No. Virtual currency earned in online games and entertainment platforms is not taxable at the moment a transaction takes place (when a player gains possession of a virtual currency used in an online game) in Finland. It is really only taxed when it exchanged for virtual currencies external to the platform, fiat or goods or services. Our tax guidance is very clear on that. Say, if you pick up virtual mushrooms in some games and you get paid virtual dollars for them, the virtual dollars are not taxable income until you cash them out into real dollars. That's how it should work. Nothing else makes any sense. There are hundreds of millions of children playing MMOGs all over the world. The number of transactions is so large and so few games provide any tools suitable for accounting for their value in a way acceptable to every possible country that only taxing cashed out virtual income makes sense.

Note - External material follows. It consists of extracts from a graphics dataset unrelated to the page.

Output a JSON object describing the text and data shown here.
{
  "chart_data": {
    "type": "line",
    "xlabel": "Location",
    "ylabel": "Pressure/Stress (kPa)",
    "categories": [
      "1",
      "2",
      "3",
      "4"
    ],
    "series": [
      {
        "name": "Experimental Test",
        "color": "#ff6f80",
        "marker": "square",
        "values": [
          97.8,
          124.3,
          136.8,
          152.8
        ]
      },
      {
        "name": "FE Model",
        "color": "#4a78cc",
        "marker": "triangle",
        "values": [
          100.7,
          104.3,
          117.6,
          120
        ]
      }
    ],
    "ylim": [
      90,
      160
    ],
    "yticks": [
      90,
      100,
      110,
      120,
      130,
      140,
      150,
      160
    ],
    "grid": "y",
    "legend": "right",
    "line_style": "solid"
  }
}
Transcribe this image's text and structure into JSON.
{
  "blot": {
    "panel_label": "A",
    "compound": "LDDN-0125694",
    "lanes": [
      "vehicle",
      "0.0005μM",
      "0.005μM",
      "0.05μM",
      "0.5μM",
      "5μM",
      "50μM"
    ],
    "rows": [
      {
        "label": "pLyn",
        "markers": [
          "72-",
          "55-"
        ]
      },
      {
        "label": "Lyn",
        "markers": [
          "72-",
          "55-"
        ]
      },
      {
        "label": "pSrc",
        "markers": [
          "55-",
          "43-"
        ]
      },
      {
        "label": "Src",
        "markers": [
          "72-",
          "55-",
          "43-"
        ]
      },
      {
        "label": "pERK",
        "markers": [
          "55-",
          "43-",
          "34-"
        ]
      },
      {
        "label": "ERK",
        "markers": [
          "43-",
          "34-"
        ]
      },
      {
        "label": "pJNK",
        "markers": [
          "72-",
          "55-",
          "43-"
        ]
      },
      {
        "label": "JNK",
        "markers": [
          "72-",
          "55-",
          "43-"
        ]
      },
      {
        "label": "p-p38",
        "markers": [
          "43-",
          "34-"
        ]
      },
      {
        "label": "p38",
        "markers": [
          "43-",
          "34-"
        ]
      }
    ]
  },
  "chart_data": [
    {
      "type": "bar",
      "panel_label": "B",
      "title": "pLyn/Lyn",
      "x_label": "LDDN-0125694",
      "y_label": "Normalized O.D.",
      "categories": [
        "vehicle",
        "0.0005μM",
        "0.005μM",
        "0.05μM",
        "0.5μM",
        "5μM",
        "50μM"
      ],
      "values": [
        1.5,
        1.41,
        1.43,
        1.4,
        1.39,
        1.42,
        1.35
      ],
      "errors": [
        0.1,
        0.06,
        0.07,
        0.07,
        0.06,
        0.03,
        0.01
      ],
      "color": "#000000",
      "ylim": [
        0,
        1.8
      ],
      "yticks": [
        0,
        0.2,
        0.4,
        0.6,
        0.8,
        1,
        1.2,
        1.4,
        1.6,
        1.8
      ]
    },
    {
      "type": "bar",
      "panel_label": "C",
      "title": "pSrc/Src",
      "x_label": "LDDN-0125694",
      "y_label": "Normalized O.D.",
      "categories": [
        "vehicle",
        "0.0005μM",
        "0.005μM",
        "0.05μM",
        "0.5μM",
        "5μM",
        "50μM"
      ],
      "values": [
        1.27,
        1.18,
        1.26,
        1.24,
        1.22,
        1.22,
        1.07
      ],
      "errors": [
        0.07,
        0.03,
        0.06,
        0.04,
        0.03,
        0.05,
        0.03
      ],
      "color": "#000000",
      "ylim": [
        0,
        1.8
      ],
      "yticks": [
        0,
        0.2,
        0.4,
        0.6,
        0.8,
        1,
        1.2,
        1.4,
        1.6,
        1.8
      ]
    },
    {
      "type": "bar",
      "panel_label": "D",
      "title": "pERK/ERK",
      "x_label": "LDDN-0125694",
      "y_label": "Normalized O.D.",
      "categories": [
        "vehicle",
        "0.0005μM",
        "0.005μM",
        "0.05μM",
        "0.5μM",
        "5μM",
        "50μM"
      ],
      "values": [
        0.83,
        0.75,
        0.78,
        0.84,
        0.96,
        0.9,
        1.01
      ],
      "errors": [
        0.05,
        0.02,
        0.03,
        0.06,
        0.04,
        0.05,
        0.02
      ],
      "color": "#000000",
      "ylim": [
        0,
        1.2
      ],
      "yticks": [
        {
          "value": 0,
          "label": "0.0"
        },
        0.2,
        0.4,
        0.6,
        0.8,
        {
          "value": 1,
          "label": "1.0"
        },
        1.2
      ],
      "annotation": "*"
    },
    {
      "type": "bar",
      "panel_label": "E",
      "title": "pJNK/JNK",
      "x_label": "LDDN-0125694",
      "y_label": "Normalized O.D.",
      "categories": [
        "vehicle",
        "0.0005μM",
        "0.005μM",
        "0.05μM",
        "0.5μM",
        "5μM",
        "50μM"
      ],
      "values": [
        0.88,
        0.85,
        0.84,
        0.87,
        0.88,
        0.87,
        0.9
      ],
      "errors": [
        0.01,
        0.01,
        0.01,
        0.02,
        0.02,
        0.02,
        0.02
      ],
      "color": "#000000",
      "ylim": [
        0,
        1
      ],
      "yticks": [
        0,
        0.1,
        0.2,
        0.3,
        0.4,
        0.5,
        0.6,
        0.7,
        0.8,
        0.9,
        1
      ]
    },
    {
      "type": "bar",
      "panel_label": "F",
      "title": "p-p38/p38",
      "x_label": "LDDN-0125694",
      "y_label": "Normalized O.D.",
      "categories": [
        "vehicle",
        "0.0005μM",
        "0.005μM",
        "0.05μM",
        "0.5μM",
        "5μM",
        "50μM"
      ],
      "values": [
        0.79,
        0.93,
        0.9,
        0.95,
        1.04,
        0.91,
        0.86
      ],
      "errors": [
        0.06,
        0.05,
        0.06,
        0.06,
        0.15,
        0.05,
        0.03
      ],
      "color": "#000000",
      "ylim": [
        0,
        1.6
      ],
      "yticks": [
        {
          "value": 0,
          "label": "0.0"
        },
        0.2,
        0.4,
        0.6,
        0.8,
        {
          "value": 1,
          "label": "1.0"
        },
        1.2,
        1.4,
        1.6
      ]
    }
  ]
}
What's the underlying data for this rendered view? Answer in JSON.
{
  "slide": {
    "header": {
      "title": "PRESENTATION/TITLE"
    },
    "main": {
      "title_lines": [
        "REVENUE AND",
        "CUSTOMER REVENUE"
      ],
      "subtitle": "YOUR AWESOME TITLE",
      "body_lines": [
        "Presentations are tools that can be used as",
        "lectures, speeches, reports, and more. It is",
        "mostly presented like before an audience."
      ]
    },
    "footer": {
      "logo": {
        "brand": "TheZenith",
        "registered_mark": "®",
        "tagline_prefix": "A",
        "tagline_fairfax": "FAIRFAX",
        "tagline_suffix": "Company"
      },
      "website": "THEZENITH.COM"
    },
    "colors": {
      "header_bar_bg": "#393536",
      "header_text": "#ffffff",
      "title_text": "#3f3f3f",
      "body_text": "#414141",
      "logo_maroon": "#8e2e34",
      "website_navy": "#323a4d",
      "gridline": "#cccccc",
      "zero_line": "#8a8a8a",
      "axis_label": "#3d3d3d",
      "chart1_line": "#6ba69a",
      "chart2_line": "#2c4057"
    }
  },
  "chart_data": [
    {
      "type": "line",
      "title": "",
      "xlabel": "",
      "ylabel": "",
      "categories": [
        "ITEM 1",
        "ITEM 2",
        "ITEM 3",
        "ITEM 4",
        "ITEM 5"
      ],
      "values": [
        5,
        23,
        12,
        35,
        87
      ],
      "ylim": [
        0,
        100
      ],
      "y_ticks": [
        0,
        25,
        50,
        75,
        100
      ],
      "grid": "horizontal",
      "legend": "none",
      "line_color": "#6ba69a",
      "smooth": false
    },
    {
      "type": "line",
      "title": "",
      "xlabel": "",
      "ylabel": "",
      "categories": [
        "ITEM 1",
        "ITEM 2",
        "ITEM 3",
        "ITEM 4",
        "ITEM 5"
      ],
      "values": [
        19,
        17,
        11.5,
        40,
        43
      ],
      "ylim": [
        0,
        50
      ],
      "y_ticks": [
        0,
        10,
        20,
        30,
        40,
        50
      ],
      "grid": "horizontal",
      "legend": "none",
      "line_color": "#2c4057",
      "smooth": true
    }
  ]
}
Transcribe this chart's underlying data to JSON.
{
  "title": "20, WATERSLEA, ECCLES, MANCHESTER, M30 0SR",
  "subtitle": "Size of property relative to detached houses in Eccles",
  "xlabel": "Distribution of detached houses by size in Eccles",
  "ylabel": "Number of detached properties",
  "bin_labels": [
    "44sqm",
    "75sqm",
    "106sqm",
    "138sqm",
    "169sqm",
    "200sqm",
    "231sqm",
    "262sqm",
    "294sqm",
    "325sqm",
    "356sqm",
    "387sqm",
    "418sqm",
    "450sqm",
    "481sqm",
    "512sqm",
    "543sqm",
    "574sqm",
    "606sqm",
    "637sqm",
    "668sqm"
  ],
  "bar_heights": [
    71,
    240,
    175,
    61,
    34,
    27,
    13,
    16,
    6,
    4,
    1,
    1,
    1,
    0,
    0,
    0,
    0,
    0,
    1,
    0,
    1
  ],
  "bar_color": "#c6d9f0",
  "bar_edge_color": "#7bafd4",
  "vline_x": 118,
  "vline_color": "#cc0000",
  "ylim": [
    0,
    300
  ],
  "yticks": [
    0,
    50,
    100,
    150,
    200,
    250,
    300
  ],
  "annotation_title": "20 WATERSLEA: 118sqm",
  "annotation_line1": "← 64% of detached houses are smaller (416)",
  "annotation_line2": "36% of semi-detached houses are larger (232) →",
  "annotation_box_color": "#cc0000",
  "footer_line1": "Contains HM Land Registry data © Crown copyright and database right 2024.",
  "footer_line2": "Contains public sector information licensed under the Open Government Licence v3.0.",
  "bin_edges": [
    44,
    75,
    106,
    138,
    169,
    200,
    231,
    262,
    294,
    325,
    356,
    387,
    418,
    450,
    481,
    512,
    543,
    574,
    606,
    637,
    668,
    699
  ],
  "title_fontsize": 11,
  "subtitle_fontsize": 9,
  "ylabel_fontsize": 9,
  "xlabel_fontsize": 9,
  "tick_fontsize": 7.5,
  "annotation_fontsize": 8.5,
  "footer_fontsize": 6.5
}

With steem you have maybe 10-20 post/comment reward each day and 20-30 curation rewards... that really adds up over a year. In this case he said that I could make an explanation on how Steem works and a general overview, but it is very hard to find the historical data, say for a quarterly day or so. I had a lot of donations close to the point and I only sold SBD so I can probably convince him that it is those money I used. I sold in the very days Bitcoin topped and 95% of it is therefore probably exchange gains and taxable. But I can hear that they sort of owe me for ditching me for so long so I am not that concerned.

Considering Steem income taxable at the moment the virtual currencies are received is a nightmare scenario. First of all, the data is not available and not easily calculable. If your tax guidance allows it, Steem income is best treated as income from an MMOG in which case it may not be taxable at all until it's cashed out or swapped for BTC or something is bought with it. I'm guessing a lot of people are not paying any taxes on their Steem income. Nearly everyone is anonymous here so the chances of getting caught are minimal.

Ah, OK! that way. I really hope that will be the way they eventually do it here too. I'll ask the man who I should write to propose it.

It seems both Norway and Finland are ahead of Denmark in this.